Las Vegas Sun

April 18, 2024

Sun editorial:

Fair play for our kids

State group being in charge of soccer field allocation isn’t equitable

We’re paying particular attention to a meeting scheduled for today at Las Vegas City Hall. It doesn’t involve labor relations, liquor licenses or zoning enforcement.

It has to do with something that directly affects our children and grandchildren. It’s about fair play, which may be the most important of values we try to impart on our children when it comes to sports and life in general.

The particular sport we’re talking about is soccer, which probably involves more children than any other organized sport in the state. And the issue: One soccer organization in Nevada is bullying the others.

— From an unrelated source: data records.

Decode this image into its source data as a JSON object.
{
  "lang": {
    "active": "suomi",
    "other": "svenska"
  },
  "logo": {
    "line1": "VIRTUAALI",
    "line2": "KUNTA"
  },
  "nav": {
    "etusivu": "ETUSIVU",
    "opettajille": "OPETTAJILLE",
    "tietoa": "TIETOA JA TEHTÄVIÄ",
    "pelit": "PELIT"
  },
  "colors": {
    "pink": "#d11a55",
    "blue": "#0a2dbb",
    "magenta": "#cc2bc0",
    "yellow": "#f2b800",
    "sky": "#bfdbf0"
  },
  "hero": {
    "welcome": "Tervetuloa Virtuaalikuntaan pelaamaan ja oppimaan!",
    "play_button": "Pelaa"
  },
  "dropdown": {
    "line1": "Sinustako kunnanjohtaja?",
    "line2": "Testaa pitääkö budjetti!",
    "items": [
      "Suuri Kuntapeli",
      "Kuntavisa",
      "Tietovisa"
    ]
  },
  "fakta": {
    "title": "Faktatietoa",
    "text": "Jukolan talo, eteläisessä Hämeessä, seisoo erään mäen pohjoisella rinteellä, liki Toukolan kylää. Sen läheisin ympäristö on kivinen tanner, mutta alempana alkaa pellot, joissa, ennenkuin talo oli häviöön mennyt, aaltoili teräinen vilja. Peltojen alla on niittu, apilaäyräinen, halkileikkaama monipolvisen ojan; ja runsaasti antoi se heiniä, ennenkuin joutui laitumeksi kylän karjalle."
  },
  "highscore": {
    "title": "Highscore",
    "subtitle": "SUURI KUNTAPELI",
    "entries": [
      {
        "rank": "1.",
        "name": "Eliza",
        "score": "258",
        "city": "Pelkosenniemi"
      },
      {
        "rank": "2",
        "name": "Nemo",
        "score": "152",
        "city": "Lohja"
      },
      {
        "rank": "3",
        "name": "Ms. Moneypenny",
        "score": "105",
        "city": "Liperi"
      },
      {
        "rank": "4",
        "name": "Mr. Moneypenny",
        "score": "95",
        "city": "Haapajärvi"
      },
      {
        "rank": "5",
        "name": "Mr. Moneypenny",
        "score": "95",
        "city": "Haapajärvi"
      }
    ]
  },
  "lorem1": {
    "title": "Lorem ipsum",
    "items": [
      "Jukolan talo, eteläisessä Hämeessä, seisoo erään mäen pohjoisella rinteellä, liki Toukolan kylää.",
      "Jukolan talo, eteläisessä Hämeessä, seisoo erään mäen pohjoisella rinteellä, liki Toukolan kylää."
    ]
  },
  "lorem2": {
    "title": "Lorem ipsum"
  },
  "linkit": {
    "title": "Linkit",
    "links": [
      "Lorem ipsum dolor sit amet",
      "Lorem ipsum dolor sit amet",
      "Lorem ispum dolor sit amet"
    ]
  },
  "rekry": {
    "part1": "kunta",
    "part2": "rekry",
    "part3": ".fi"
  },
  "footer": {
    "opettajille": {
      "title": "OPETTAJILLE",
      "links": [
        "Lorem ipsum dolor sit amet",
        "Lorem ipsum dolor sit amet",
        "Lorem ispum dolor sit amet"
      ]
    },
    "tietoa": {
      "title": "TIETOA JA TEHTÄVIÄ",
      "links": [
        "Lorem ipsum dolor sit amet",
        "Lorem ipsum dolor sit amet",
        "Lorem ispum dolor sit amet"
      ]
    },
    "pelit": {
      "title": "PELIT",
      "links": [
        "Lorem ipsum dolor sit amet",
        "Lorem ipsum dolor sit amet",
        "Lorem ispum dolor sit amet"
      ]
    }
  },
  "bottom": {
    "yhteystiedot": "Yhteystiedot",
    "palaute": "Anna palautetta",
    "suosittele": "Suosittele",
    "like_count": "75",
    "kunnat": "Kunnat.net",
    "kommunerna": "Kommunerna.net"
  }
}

Who hasn’t spent a Saturday — or an afternoon after school — at a field, lounging in a beach chair or nervously pacing the sideline, yelling encouragements to our children and grandchildren? At the least, we’ve driven by the parks and fields and seen the throngs of children and parents getting their fill of fun and exercise.

Thankfully, Las Vegas has invested in soccer fields, including two outstanding facilities: the Kellogg-Zaher and the Bettye Wilson soccer complexes, each with multiple playing fields and good amenities.

These facilities are outstanding places to host tournaments, where children from different leagues and from out of town can gather for exciting competition. These tournaments, with their entry fees, are the primary way that the host soccer associations make money to pay the bills, including renting fields.

It would stand to reason that the use of these city-owned parks would be managed by the Las Vegas Parks, Recreation and Neighborhood Services Department. There are more soccer kids, more teams, more clubs and more leagues than there are fields to accommodate them all. So perhaps the biggest issue of the day isn’t which pizza parlor they’ll go to after the game but who at City Hall is fairly assigning the fields, not just for practices and games but the big tournaments that these kids — and the soccer associations — live for.

So who at City Hall is calling the shots in allocating fields for the organized soccer groups? Actually, nobody. The city has delegated the responsibility of scheduling all of the city’s soccer fields — the fancy, multi-field complexes and the neighborhood fields — to the statewide Nevada Youth Soccer Association. The logic at the time seemed to be: Who better than a soccer overseer to assign fields?

But with that sort of logic, why wouldn’t the city hire a private architect to review building plans submitted by his competition?

Indeed, here’s where fair play comes into question. When it comes to allocating fields and grabbing the best (revenue-generating) tournament dates, the Nevada Youth Soccer Association certainly has the inside track. Two studies of soccer-field allocations, one conducted in 2010 by the city and another that was completed recently by an outside firm, certainly raises the issue that soccer fields are not being fairly allocated among the other soccer associations and leagues. Because of those studies, city officials and representatives from the Nevada Youth Soccer Association are scheduled to sit down today and look for a fairer way to allocate fields and tourney dates.

Among the organizations asking for a fair share of the fields is the Southern Nevada Soccer Association, which counts about 5,000 players. Its leaders have fired off letters to the city and the Nevada Youth Soccer Association, citing what it claims is evidence that it has been dealt bum tournament dates and otherwise has gotten the bum’s rush in reserving fields.

In the end, only one thing should matter: that the city of Las Vegas find an equitable way to assign fields and tournament dates to the benefit of all the children in our valley who love chasing and kicking a ball across the field.

It seems doubtful that we can hold such expectations when the decision-making is in the hands of an organization that is in a position to deal itself the best fields and tournament dates, feeding its own revenue stream.

That’s hardly the fair-play role model we want for our children.